8Overall Score
DJ Haus’ stable of warped, rugged dance music UTTU has a steady hit rate, but they’ve put out so much material recently that it’s been hard to keep track. What is undeniable is the main man’s ability to pick out new talent, here confirmed with the arrival of the impressive Crook EP from Cassius Select, a producer with only a smattering of releases to his name (including a tight split EP with Tuff Sherm).
While UTTU’s early concern with bassline business has given way to a more house-centric approach, the label has never totally departed from the UK bass spectrum, and Crook casts a fresh glance at bass’ hardcore origins. Cassius Select references UK dance history in style and mood more than sound – pirate radio and bleary car park raves are welded to this music’s DNA.

Crook doesn’t mess about. All the tracks are under four minutes, their sampled drums and vocals cut up and brutalised largely beyond recognition. This music is inherently mangled, which makes its jagged grooves all the more delicious. Cross Strut starts as a mission statement, a sugary vocal setting the scene before the carpet is pulled out from under us, as the track abruptly gives way to a storming kick and razor snares, a juggled one-two punch vocal deadpanning ‘suck me’ and ‘you suck now’ with tongue firmly in cheek.
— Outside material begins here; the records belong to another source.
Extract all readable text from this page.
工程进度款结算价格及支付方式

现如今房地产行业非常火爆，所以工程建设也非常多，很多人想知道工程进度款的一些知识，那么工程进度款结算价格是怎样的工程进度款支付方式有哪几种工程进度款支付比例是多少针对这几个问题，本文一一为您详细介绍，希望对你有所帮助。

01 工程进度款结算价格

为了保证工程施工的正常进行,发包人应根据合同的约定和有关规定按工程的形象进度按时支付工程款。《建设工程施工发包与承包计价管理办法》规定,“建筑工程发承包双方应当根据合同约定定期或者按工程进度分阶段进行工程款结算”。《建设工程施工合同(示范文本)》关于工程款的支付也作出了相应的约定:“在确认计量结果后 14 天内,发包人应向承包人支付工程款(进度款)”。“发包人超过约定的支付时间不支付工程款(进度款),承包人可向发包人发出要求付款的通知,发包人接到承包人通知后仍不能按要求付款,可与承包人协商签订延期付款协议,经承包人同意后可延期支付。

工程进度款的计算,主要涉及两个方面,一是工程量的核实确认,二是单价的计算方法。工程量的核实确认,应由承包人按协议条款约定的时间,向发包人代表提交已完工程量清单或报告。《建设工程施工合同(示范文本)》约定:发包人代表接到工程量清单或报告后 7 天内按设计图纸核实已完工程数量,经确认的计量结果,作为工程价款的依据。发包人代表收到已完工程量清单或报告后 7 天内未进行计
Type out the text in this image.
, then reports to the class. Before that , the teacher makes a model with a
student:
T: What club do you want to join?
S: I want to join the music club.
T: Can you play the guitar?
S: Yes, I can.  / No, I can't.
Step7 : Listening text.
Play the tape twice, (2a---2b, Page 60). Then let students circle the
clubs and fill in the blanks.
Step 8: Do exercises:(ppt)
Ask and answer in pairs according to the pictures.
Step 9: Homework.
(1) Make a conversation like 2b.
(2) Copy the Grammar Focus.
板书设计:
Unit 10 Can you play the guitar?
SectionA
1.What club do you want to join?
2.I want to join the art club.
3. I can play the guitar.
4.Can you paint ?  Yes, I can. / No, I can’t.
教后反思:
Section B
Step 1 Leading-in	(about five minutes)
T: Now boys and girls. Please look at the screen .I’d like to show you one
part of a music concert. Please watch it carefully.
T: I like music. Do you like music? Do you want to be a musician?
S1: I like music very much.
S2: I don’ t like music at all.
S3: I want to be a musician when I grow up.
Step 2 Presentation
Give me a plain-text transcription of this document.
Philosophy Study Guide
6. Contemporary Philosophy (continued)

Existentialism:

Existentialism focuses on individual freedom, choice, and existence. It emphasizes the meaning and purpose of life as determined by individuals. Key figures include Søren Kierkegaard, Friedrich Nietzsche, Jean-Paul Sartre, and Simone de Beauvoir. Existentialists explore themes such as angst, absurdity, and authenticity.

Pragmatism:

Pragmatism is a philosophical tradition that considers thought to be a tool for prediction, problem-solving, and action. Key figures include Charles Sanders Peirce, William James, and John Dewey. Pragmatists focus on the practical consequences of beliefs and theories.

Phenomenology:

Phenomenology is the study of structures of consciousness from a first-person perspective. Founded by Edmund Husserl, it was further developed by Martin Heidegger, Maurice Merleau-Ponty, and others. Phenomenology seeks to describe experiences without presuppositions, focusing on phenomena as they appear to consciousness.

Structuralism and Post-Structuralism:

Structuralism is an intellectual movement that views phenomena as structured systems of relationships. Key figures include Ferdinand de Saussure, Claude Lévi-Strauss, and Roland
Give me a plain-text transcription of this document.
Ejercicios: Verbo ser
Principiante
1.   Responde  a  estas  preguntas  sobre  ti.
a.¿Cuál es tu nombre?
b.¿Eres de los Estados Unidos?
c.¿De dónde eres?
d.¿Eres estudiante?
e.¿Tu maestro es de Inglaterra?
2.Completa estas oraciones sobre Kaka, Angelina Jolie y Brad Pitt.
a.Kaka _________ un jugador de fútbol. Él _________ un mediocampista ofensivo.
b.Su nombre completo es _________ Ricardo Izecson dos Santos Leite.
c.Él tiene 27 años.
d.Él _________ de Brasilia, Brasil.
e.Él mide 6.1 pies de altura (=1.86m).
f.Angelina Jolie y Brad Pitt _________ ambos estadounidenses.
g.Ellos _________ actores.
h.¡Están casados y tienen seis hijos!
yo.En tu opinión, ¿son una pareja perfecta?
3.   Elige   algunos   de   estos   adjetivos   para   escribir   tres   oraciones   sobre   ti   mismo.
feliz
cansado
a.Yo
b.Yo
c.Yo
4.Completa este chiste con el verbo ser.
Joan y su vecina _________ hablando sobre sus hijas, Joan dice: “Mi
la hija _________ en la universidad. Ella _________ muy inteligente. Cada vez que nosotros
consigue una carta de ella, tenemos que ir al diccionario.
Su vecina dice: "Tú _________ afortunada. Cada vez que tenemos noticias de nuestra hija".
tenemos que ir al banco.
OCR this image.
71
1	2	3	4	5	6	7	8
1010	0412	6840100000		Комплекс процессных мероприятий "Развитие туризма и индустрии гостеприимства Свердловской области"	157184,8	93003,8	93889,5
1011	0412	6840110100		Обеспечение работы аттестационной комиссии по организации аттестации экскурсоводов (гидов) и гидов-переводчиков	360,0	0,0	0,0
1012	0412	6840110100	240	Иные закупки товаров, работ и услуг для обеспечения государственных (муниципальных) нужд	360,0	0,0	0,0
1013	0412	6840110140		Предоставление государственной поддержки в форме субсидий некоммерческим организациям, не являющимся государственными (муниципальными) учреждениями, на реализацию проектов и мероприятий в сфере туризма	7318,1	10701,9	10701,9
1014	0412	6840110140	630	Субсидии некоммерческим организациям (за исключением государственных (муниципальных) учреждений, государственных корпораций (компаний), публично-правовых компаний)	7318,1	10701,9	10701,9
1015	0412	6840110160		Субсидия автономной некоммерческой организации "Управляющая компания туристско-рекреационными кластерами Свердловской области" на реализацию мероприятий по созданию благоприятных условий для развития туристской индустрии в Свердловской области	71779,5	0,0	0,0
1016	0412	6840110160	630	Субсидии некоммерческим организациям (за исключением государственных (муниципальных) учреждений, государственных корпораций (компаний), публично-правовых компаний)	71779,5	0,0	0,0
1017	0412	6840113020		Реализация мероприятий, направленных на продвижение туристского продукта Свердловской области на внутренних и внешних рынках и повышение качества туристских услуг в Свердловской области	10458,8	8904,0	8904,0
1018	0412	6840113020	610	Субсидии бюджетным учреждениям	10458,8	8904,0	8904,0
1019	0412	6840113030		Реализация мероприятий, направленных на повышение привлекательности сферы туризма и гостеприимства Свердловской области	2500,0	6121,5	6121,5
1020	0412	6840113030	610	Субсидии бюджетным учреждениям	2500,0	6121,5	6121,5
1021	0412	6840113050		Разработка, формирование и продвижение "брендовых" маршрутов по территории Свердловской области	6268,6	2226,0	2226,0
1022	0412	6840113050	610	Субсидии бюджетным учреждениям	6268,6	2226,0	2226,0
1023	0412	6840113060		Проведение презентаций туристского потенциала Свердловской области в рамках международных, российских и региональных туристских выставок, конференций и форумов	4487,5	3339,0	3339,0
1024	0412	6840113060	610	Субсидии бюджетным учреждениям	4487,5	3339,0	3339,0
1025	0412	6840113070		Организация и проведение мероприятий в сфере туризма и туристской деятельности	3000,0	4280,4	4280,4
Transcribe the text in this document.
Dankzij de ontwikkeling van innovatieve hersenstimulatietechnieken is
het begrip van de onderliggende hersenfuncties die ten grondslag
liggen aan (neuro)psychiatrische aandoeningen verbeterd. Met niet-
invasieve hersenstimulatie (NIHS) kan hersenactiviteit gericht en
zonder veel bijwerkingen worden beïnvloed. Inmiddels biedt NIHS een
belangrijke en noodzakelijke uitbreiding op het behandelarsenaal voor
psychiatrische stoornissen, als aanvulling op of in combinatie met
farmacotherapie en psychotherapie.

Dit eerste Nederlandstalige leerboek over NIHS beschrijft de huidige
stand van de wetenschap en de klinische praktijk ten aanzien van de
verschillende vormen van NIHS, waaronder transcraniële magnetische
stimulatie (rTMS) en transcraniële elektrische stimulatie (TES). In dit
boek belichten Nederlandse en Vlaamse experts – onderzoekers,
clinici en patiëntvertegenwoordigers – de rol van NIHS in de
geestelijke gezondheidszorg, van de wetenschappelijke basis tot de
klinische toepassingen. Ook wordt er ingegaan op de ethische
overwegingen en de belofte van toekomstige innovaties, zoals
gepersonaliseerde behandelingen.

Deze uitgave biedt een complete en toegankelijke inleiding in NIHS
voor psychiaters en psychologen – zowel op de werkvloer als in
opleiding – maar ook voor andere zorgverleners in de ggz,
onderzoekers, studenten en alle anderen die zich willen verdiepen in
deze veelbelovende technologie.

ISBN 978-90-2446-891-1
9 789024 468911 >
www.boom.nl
These tunes sound like they’re crafted from asorted sonic detritus but they don’t skimp on the muscle, while melody is used sparingly but effectively. CROOK is a dark roller, shattering kicks and canned rhythms loosely adorned by clipped vox and brief flashes of filtered synthwork. On the flip Joy Mile’s insistent bass resonance harks openly back to early dubstep, but its still unashamedly weird, its angular rhythms lit only by an incongruous crystalline bell.

Final cut He Ain’t Worth is even more menacing, its paranoid urban opening referencing Grime’s new wave but its surgical beatwork is all jungle sans breaks. The drums roil under a tornado of chopped vocals, a work of collage which is particularly impressive when one considers the artistic process, arranging these tiny sonic clips into an arrangement that coheres with such explosive energy. The Crook EP takes no prisoners, and it’s all the better for it. This music is rough, inventive, and black as pitch.